Interception
Use of interception
Interception is strictly regulated to ensure that its use is proportionate to the activity it is deployed against and in circumstances when required information can’t reasonably be obtained by other means.
Who can use interception?
Intelligence services, the police and other law enforcement agencies such as HM Revenue & Customs can use interception if they have a warrant signed by the Secretary of State.
All authorities that use interception must have regard to the Interception of Communications Code of Practice. The Interception of Communications Commissioner independently scrutinises and reports annually on all interception activity to ensure it is being pursued lawfully.
‘Intelligence’ not ‘evidence’
Crucially, the law does not allow any information obtained through interception to be used as evidence with only a few exceptions. The exceptions include:
- offences relating to interception itself
- offences relating to the Official Secrets Act
- non-criminal proceedings such as Special Immigration Appeals Commission hearings
Instead, authorities use intercepted information as ‘intelligence’ to help them disrupt and prevent serious criminal and terrorist acts. They also use interception to determine which investigation and surveillance techniques they should use to obtain evidence that they can use in court.
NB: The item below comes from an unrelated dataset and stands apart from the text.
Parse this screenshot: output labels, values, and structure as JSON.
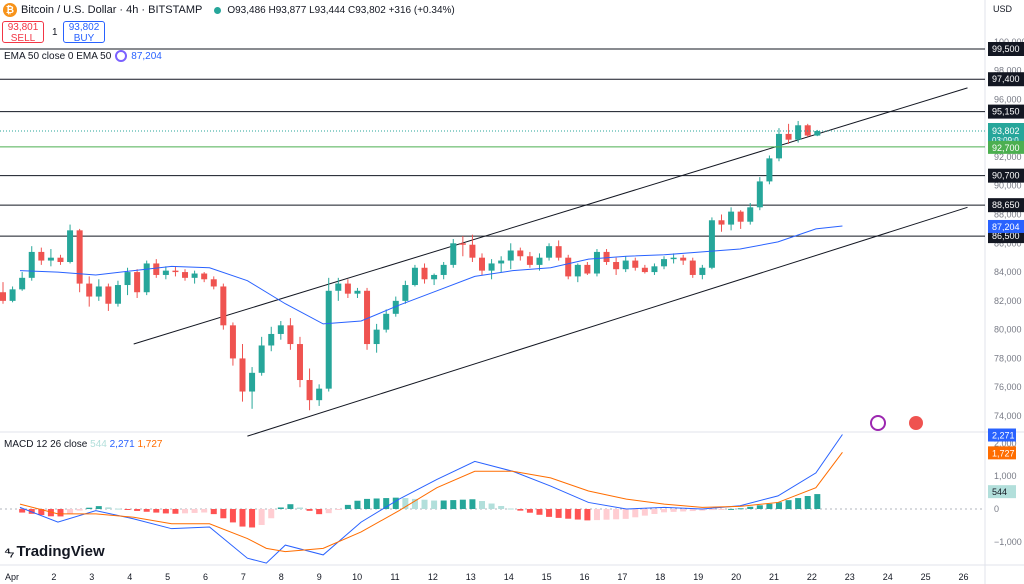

Using intercept evidence in court: a review
A debate has raged for many years about whether authorities could fight crime more effectively if the law changed to allow the use of intercepted material as evidence in court.
However, a two-year review of the use of intercept as evidence completed in 2005 concluded that the risks of using intercept evidentially outweighed the benefits of doing so. In addition, the current transformation of communications by computer technology meant that now is not the right time to change the law.